How do they maintain these unique values? In a company emphasizing hiring the smartest people, it is very likely that they will attract big egos that may be difficult to work with. Google realizes that its strength comes from its “small company” values that emphasize risk taking, agility, and cooperation. Therefore, they take their hiring process very seriously. Hiring is extremely competitive and getting to work at Google is not unlike applying to a college. Candidates may be asked to write essays about how they will perform their future jobs. Recently, they targeted potential new employees using billboards featuring brain teasers directing potential candidates to a Web site where they were subjected to more brain teasers. Each candidate may be interviewed by as many as eight people on several occasions. Through this scrutiny, they are trying to select “Googley” employees who will share the company’s values, perform at high levels, and be liked by others within the company.
Will this culture survive in the long run? It may be too early to tell, given that the company was only founded in 1998. The founders emphasized that their initial public offering (IPO) would not change their culture and they would not introduce more rules or change the way things are done in Google to please Wall Street. But can a public corporation really act like a start-up? Can a global giant facing scrutiny on issues including privacy, copyright, and censorship maintain its culture rooted in its days in a Palo Alto garage? Larry Page is quoted as saying, “We have a mantra: don’t be evil, which is to do the best things we know how for our users, for our customers, for everyone. So I think if we were known for that, it would be a wonderful thing.”
Based on information from Elgin, B., Hof, R. D., & Greene, J. (2005, August 8). Revenge of the nerds—again. BusinessWeek. Retrieved April 30, 2010, from http://www.businessweek.com/technology/content/jul2005/tc20050728 _5127_tc024.htm; Hardy, Q. (2005, November 14). Google thinks small. Forbes, 176(10); Lashinky, A. (2006, October 2). Chaos by design.

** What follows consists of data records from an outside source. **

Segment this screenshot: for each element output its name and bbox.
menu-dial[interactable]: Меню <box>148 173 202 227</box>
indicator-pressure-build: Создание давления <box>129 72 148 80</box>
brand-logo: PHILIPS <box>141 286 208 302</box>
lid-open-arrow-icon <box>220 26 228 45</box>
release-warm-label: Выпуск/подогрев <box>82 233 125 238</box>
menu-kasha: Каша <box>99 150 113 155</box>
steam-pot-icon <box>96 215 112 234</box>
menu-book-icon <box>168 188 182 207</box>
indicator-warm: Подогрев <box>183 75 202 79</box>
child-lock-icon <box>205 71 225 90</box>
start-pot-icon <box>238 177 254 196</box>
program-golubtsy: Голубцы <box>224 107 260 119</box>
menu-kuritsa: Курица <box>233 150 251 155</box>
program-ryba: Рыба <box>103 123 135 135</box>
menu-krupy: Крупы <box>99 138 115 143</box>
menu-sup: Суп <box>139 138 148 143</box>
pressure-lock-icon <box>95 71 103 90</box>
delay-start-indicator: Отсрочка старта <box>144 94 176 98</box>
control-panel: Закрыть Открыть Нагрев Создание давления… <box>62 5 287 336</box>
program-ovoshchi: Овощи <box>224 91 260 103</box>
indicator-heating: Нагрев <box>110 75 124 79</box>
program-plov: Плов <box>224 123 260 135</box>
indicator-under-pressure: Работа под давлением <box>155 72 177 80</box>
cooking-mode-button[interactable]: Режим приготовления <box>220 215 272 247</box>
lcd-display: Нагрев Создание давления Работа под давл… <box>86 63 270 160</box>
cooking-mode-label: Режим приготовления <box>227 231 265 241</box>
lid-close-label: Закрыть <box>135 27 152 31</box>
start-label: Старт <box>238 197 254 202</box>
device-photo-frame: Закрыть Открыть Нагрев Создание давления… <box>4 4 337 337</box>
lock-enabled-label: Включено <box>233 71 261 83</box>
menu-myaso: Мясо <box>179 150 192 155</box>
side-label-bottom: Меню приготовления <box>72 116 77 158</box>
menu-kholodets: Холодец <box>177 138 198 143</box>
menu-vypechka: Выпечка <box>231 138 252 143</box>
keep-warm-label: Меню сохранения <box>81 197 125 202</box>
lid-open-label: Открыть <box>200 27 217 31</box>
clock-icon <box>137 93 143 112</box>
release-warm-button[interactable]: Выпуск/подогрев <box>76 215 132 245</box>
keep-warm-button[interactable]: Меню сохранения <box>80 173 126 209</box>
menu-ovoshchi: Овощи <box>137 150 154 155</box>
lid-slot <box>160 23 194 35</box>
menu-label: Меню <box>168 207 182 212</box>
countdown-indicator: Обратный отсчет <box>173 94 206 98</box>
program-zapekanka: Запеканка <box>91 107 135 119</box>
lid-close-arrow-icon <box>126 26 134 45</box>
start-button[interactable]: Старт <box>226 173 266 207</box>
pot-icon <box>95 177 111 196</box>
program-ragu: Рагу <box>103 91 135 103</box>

Fortune, 154(7); Mangalindan, M. (2004, March 29). The grownup at Google: How Eric Schmidt imposed better management tactics but didn’t stifle search giant. Wall Street Journal, p. B1; Lohr, S. (2005, December 5). At Google, cube culture has new rules. New York Times. Retrieved April 30, 2010, from http://www.nytimes.com/2005/12/05/technology/05google.html; Schoeneman, D. (2006, December 31). Can Google come out to play? New York Times. Retrieved April 30, 2010, from http://www.nytimes.com/2006/12/31/fashion/31google.html; Warner, M. (2004, June). What your company can learn from Google. Business 2.0, 5(5).
- Do you think Google’s decision-making culture will help or hurt Google in the long run?
- What are the factors responsible for the specific culture that exists in Google?
- What type of decision-making approach has Google taken? Do you think this will remain the same over time? Why or why not?
- Do you see any challenges Google may face in the future because of its emphasis on risk taking?